- Born: Carole Enid Handler December 23, 1935
- Died: October 22, 2023 (aged 87)
- Education: Harvard College, University of Pennsylvania Law School, University of Pennsylvania, Massachusetts Institute of Technology
- Occupation: lawyer
- Known for: intellectual property litigation
- Notable work: Spider-Man-Marvel Comics copyright case, 1998
- Parents: Milton Handler (father); Marion Winter Kahn (mother);

= Carole E. Handler =

American lawyer (1935–2023)

Carole Enid Handler (December 23, 1935 – October 22, 2023) was an American lawyer who specialized in intellectual property litigation in the areas of trademark, copyright and antitrust laws, particularly those related to entertainment and media industry. She is commonly known as the "lawyer who saved Spider-Man."

== Legal career ==
Handler's noteworthy achievement is a case considered to be a landmark case that was won on an ironic, yet relatively simple, but critical oversight. At issue were the sale of intellectual property rights to certain Marvel Enterprises characters that Marvel's new owners thought it bought with the company. The claim was successful because, although the purchaser of those rights had a valid signed contract with the former owners of Marvel, the actual new rights were never registered with the United States Copyright Office. Handler's discovery of that fact, and her interpretation of IP law during the court proceedings, caused the rights to revert to Marvel, which was bought by Avi Arad and Ike Perlmutter.

Handler worked with studios to develop a legal licensing system for digital video. Handler argued that the idea of Creative Commons, created by Stanford University professor Larry Lessig, is an "interesting compromise" - allowing for protection for copyrightable interests of the video itself while also acknowledging that the technology being used that causes the video to be accessed online modifies the licensing arrangement.

Aside from Handler's experience in motion picture and entertainment licensing, she worked with IP issues dealing with energy, pharmaceuticals and medical devices.

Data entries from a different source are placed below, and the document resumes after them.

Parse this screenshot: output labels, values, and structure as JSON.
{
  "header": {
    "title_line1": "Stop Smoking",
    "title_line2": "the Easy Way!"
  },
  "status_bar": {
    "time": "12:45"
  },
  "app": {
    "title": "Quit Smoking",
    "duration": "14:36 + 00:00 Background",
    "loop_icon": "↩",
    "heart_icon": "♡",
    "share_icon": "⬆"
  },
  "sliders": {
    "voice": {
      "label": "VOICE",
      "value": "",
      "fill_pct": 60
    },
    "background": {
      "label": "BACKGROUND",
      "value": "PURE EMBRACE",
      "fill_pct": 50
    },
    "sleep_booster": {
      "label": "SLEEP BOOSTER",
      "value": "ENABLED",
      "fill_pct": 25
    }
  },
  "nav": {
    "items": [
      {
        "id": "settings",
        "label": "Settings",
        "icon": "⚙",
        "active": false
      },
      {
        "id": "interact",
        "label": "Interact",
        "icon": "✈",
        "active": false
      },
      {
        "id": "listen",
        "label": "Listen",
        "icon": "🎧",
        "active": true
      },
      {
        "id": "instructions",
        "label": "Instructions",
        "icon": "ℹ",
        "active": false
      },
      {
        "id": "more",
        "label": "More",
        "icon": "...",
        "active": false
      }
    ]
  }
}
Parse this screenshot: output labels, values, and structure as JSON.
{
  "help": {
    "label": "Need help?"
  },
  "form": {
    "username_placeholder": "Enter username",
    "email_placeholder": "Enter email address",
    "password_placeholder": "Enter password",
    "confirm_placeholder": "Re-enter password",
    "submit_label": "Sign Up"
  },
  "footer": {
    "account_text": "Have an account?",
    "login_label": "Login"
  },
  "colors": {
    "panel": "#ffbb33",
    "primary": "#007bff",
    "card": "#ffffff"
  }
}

Among her antitrust work, Handler represented the National Basketball Association and several of the major motion picture studios defending them against "block booking" (when studios sell its films in bundles of 'all-or-nothing' packages; meaning that theaters were required to buy some of the studio's mediocre pictures along with the more salable ones).

In 1998, Handler took on the case of Holocaust rescuer (Righteous Gentile) Irene Gut Opdyke when Opdyke tried to re-gain the rights to tell the "authorized" account of her life story, which she had previously assigned in a lawful motion picture option agreement. Handler worked with the parties to reach an agreement and the case was dismissed with prejudice. In an ironic twist, after the trial, all parties agreed that the promoter did "nothing wrong." Opdyke publicly acknowledged the promoter who she sued by thanking him in her book, “In My Hands” and agreed to give him a producer credit for the eventual "authorized" motion picture about her life story.

Handler was a partner at Kaye Scholer LLP., O'Donnell & Shaeffer LLP and Thelen Reid & Priest LLP.

== Education ==
Handler received her undergraduate degree from Harvard College and her J.D. degree from the University of Pennsylvania Law School in 1975. She then went on to achieve a master's degree in city planning from Penn, and also studied architecture at the Massachusetts Institute of Technology.

==Honors and awards==
Handler was named one of the "Top 50 Women Litigators in California" by Daily Journal Extra in 2005, 2004, 2003 and 2002. In 2001, and was named one of the "Lawyers of the Year" by California Lawyer.

==Personal life==
She was the daughter of Milton Handler, who was a professor at Columbia Law School, and Marion Winter Kahn.